Roland Bühlmann 2020
Painting sonic vistas, Switzerland-bred polymath finds his way to the meaning of life.
According to this Swiss musician, his creative approach as an artist with Aspergers requires following certain patterns, yet while lesser mortals’ oeuvre would turn repetitive under the circumstances, Roland Bühlmann’s motifs are simply a canvas on which unexpected designs get placed when any apparent mold has been broken. That’s why, while the multi-instrumentalist’s fourth album may seem to arrive in the wake of 2019’s "Crucial" – a record simultaneously robust and frail – “Dubnos” will form a solid image in the listener’s mind’s eye. More so, if its predecessor felt fiercely original, there’s a respectful nod towards such ambient prog giants as Michael Oldfield and Edgar Froese now, even though none of the numbers on display can be considered derivative.

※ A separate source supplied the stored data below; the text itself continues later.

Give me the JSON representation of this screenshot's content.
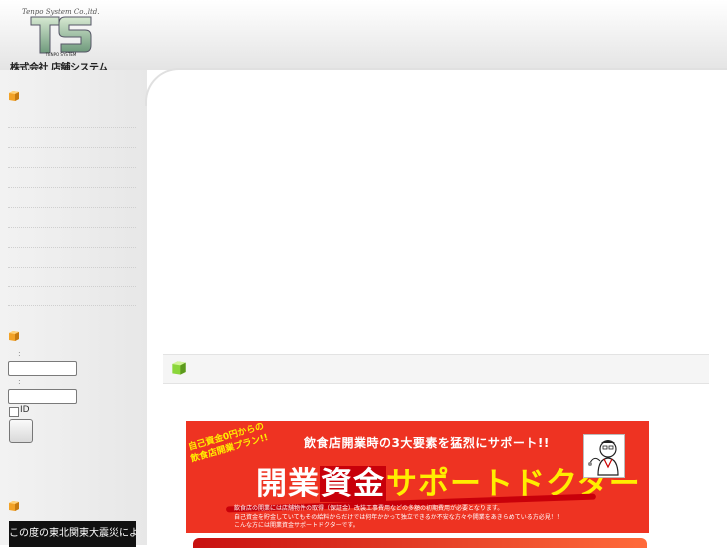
{
  "header": {
    "company_en": "Tenpo System Co.,ltd.",
    "company_ja": "株式会社 店舗システム",
    "logo_mark": "TS",
    "logo_caption": "TENPO SYSTEM"
  },
  "sidebar": {
    "login": {
      "id_colon": ":",
      "password_colon": ":",
      "remember_label": "ID"
    },
    "news": {
      "text": "この度の東北関東大震災により"
    }
  },
  "banner": {
    "tag_line1": "自己資金0円からの",
    "tag_line2": "飲食店開業プラン!!",
    "title": "飲食店開業時の3大要素を猛烈にサポート!!",
    "main_part1": "開業",
    "main_part2": "資金",
    "main_part3": "サポートドクター",
    "foot_line1": "飲食店の開業には店舗物件の取得（保証金）改装工事費用などの多額の初期費用が必要となります。",
    "foot_line2": "自己資金を貯金していてもその給料からだけでは何年かかって独立できるか不安な方々や開業をあきらめている方必見！！",
    "foot_line3": "こんな方には開業資金サポートドクターです。"
  },
  "colors": {
    "banner_red": "#ee3322",
    "banner_yellow": "#ffee00",
    "cube_orange": "#f2a227",
    "cube_green": "#8bd63a"
  },
  "icons": {
    "cube": "cube-bullet-icon",
    "doctor": "doctor-illustration-icon"
  }
}
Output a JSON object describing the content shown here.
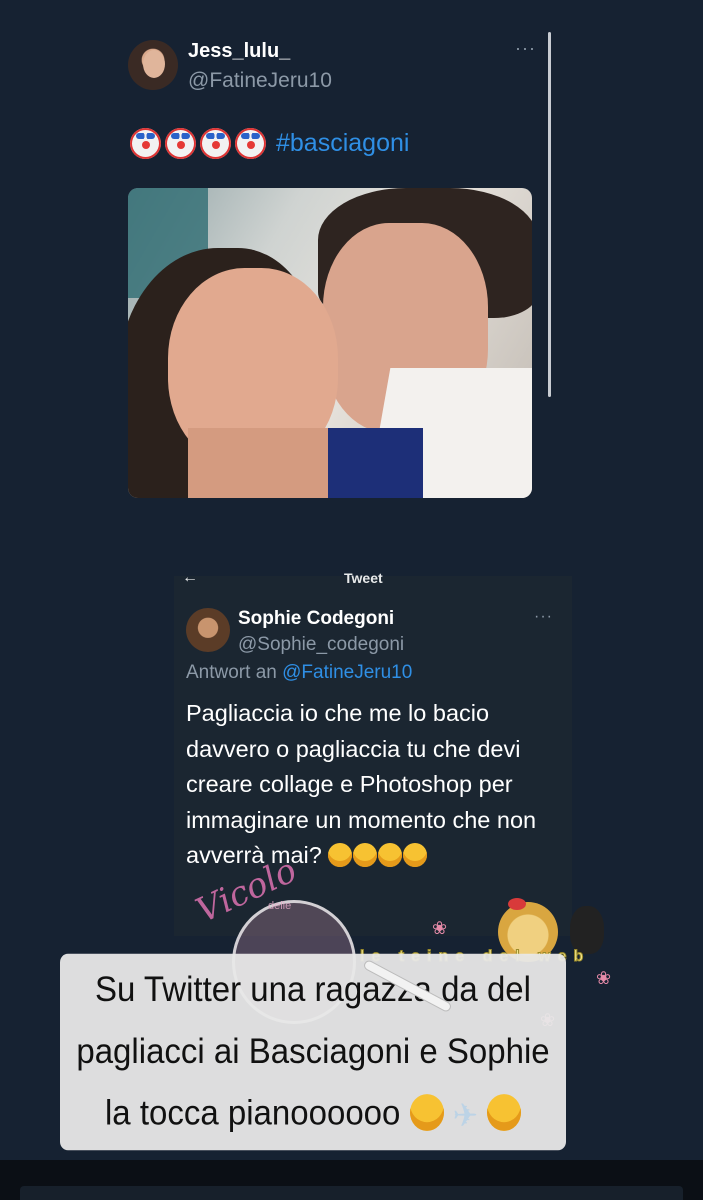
{
  "tweet": {
    "display_name": "Jess_lulu_",
    "handle": "@FatineJeru10",
    "more": "···",
    "emoji_icons": [
      "clown-face-icon",
      "clown-face-icon",
      "clown-face-icon",
      "clown-face-icon"
    ],
    "hashtag": "#basciagoni"
  },
  "embedded": {
    "header_back": "←",
    "header_title": "Tweet",
    "display_name": "Sophie Codegoni",
    "handle": "@Sophie_codegoni",
    "more": "···",
    "reply_prefix": "Antwort an",
    "reply_mention": "@FatineJeru10",
    "body": "Pagliaccia io che me lo bacio davvero o pagliaccia tu che devi creare collage e Photoshop per immaginare un momento che non avverrà mai?",
    "body_emoji_icons": [
      "rofl-icon",
      "rofl-icon",
      "rofl-icon",
      "rofl-icon"
    ]
  },
  "watermark": {
    "script_text": "Vicolo",
    "sub_text": "delle"
  },
  "sticker_brand": "le teine del web",
  "caption": {
    "text": "Su Twitter una ragazza da del pagliacci ai Basciagoni e Sophie la tocca pianoooooo",
    "emoji_icons": [
      "rofl-icon",
      "airplane-icon",
      "grinning-squinting-icon"
    ]
  },
  "colors": {
    "background": "#162232",
    "link_blue": "#2f8fe5",
    "muted_text": "#8c99a7",
    "caption_bg": "#e8e8e8"
  }
}
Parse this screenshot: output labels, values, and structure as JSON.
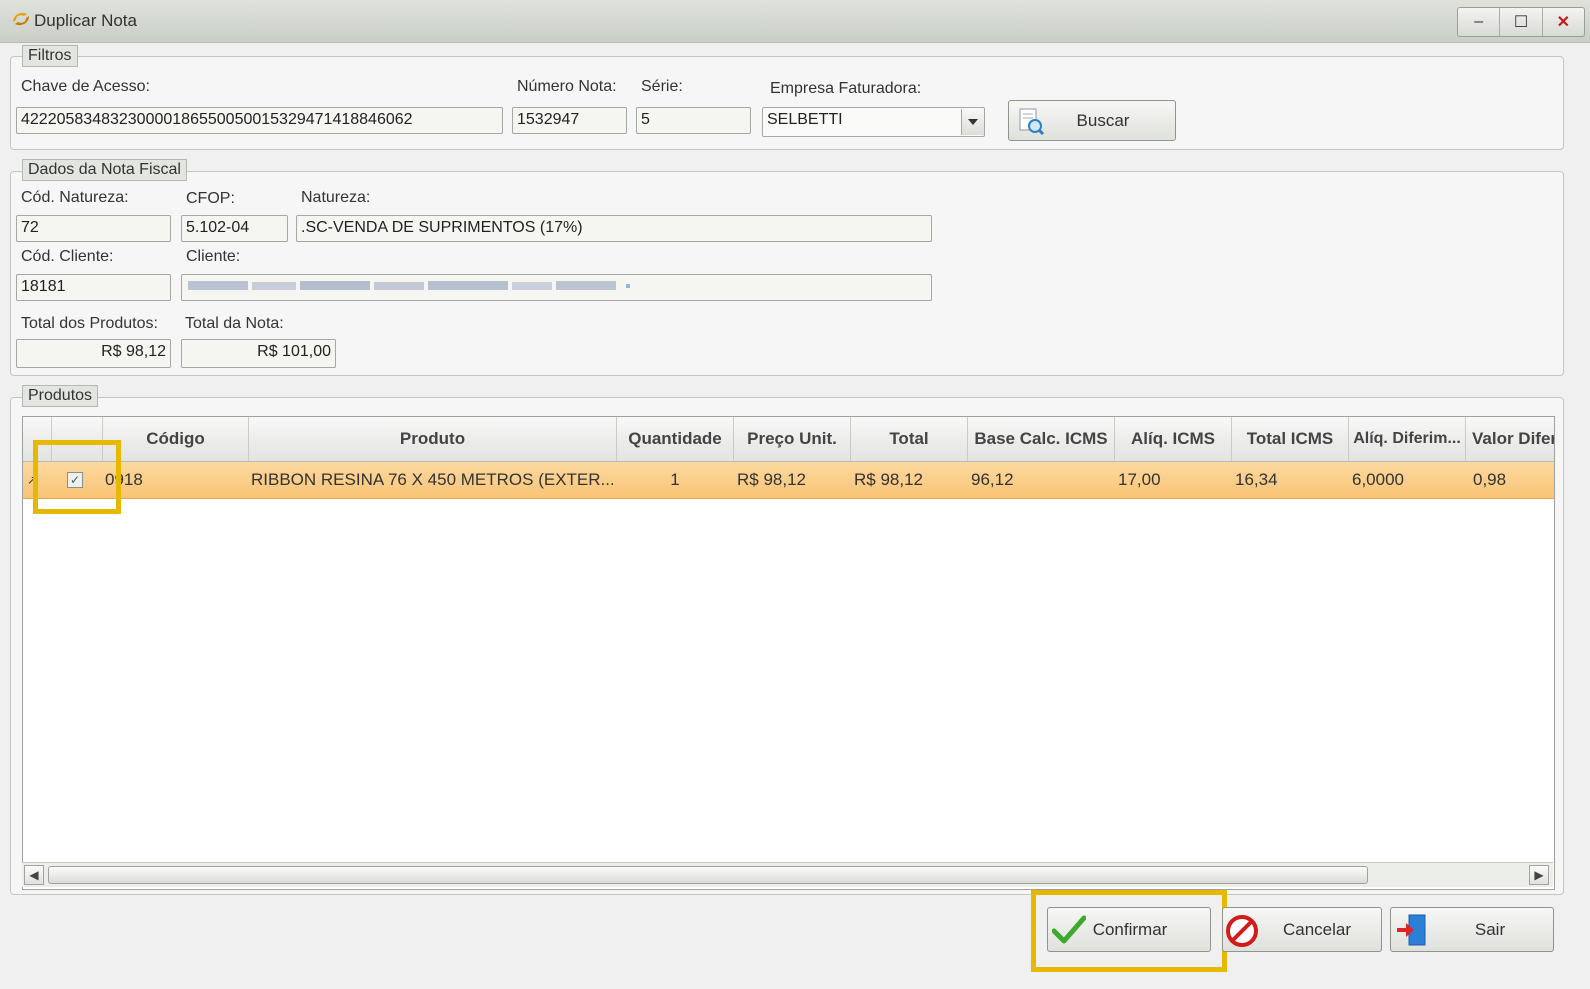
{
  "window": {
    "title": "Duplicar Nota",
    "minimize": "–",
    "maximize": "☐",
    "close": "✕"
  },
  "filtros": {
    "legend": "Filtros",
    "chave_label": "Chave de Acesso:",
    "chave_value": "42220583483230000186550050015329471418846062",
    "numero_label": "Número Nota:",
    "numero_value": "1532947",
    "serie_label": "Série:",
    "serie_value": "5",
    "empresa_label": "Empresa Faturadora:",
    "empresa_value": "SELBETTI",
    "buscar_label": "Buscar"
  },
  "dados": {
    "legend": "Dados da Nota Fiscal",
    "cod_natureza_label": "Cód. Natureza:",
    "cod_natureza_value": "72",
    "cfop_label": "CFOP:",
    "cfop_value": "5.102-04",
    "natureza_label": "Natureza:",
    "natureza_value": ".SC-VENDA DE SUPRIMENTOS (17%)",
    "cod_cliente_label": "Cód. Cliente:",
    "cod_cliente_value": "18181",
    "cliente_label": "Cliente:",
    "total_produtos_label": "Total dos Produtos:",
    "total_produtos_value": "R$ 98,12",
    "total_nota_label": "Total da Nota:",
    "total_nota_value": "R$ 101,00"
  },
  "produtos": {
    "legend": "Produtos",
    "columns": [
      "Código",
      "Produto",
      "Quantidade",
      "Preço Unit.",
      "Total",
      "Base Calc. ICMS",
      "Alíq. ICMS",
      "Total ICMS",
      "Alíq. Diferim...",
      "Valor Difer"
    ],
    "rows": [
      {
        "indicator": "↗",
        "checked": "✓",
        "codigo": "0918",
        "produto": "RIBBON RESINA 76 X 450 METROS (EXTER...",
        "quantidade": "1",
        "preco_unit": "R$ 98,12",
        "total": "R$ 98,12",
        "base_calc_icms": "96,12",
        "aliq_icms": "17,00",
        "total_icms": "16,34",
        "aliq_diferim": "6,0000",
        "valor_difer": "0,98"
      }
    ]
  },
  "actions": {
    "confirmar": "Confirmar",
    "cancelar": "Cancelar",
    "sair": "Sair"
  },
  "colors": {
    "row_selected": "#f9c476",
    "highlight": "#e6b800"
  }
}
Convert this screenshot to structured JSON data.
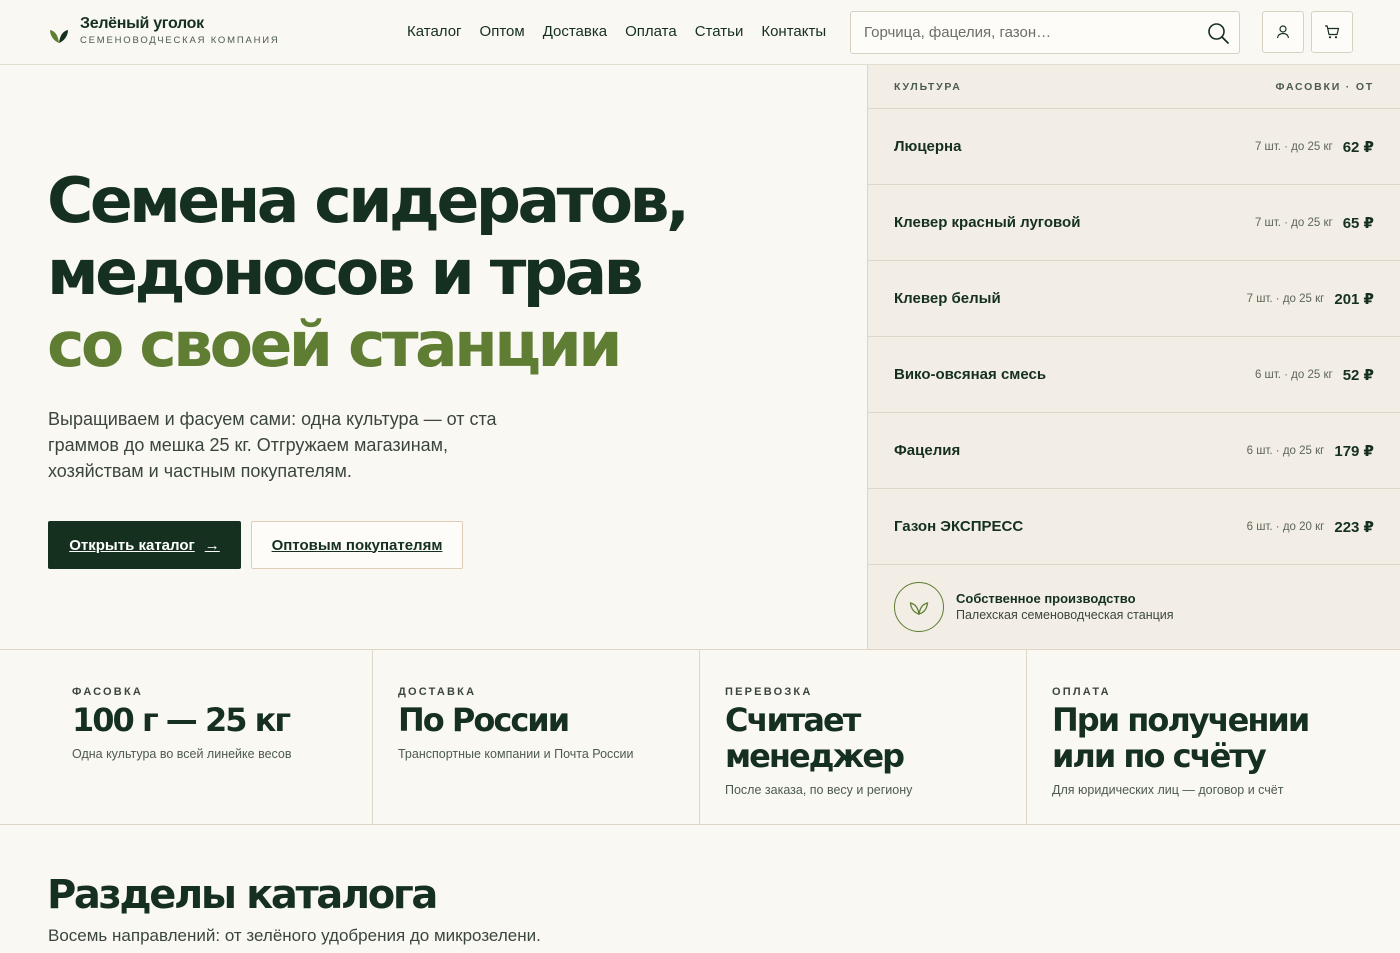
{
  "header": {
    "logo_title": "Зелёный уголок",
    "logo_subtitle": "Семеноводческая компания",
    "nav": [
      "Каталог",
      "Оптом",
      "Доставка",
      "Оплата",
      "Статьи",
      "Контакты"
    ],
    "search_placeholder": "Горчица, фацелия, газон…",
    "icons": [
      "search-icon",
      "user-icon",
      "cart-icon"
    ]
  },
  "hero": {
    "title_line1": "Семена сидератов,",
    "title_line2": "медоносов и трав",
    "title_line3": "со своей станции",
    "lead": "Выращиваем и фасуем сами: одна культура — от ста граммов до мешка 25 кг. Отгружаем магазинам, хозяйствам и частным покупателям.",
    "primary_button": "Открыть каталог",
    "primary_arrow": "→",
    "secondary_button": "Оптовым покупателям"
  },
  "prices": {
    "col_culture": "Культура",
    "col_packs": "Фасовки · от",
    "rows": [
      {
        "name": "Люцерна",
        "packs": "7 шт. · до 25 кг",
        "price": "62 ₽"
      },
      {
        "name": "Клевер красный луговой",
        "packs": "7 шт. · до 25 кг",
        "price": "65 ₽"
      },
      {
        "name": "Клевер белый",
        "packs": "7 шт. · до 25 кг",
        "price": "201 ₽"
      },
      {
        "name": "Вико-овсяная смесь",
        "packs": "6 шт. · до 25 кг",
        "price": "52 ₽"
      },
      {
        "name": "Фацелия",
        "packs": "6 шт. · до 25 кг",
        "price": "179 ₽"
      },
      {
        "name": "Газон ЭКСПРЕСС",
        "packs": "6 шт. · до 20 кг",
        "price": "223 ₽"
      }
    ],
    "production_title": "Собственное производство",
    "production_subtitle": "Палехская семеноводческая станция"
  },
  "features": [
    {
      "label": "Фасовка",
      "value": "100 г — 25 кг",
      "note": "Одна культура во всей линейке весов"
    },
    {
      "label": "Доставка",
      "value": "По России",
      "note": "Транспортные компании и Почта России"
    },
    {
      "label": "Перевозка",
      "value": "Считает менеджер",
      "note": "После заказа, по весу и региону"
    },
    {
      "label": "Оплата",
      "value": "При получении или по счёту",
      "note": "Для юридических лиц — договор и счёт"
    }
  ],
  "catalog": {
    "title": "Разделы каталога",
    "lead": "Восемь направлений: от зелёного удобрения до микрозелени."
  },
  "colors": {
    "brand_dark": "#15301f",
    "brand_accent": "#5f7d33",
    "background": "#faf8f3",
    "panel": "#f2eee5"
  }
}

Nor they are abstract – no matter what the first impression of single passages is. From the barely-there oscillating figures which cut through the glacial waves of “Mighla” before guitar filigree and effects unfurl the folk-informed, mesmeric aural panorama where delicate strum and liquid flurries gradually become more and more tangible and heavy, to the dynamically disturbing, often bumblebee-like finale of “Galgallim” whose title means “Waves” in Hebrew, these pieces ooze out an overwhelming sensation of freedom. It’s woven into the very fiber, into the exotic textural depth of the metal-encrusted, bass-laden, albeit immensely spacious, title track and the ethereally anguished “Aaschutz” that feature koto and, on the latter, David Cross‘ electric violin, but the elegant “Omnalén” bridges melodic abyss with sparse soaring and a fervent rifferama, and the organ-oiled, squealing “Ubiquitous” offers a hard-to-resist funky groove for a cosmic fandango.
It’s a labyrinthine, epic opus which keeps on revealing fresh layers and new meanings every time the album is being spun. Patterns like this are a pleasure and adventure to pursue.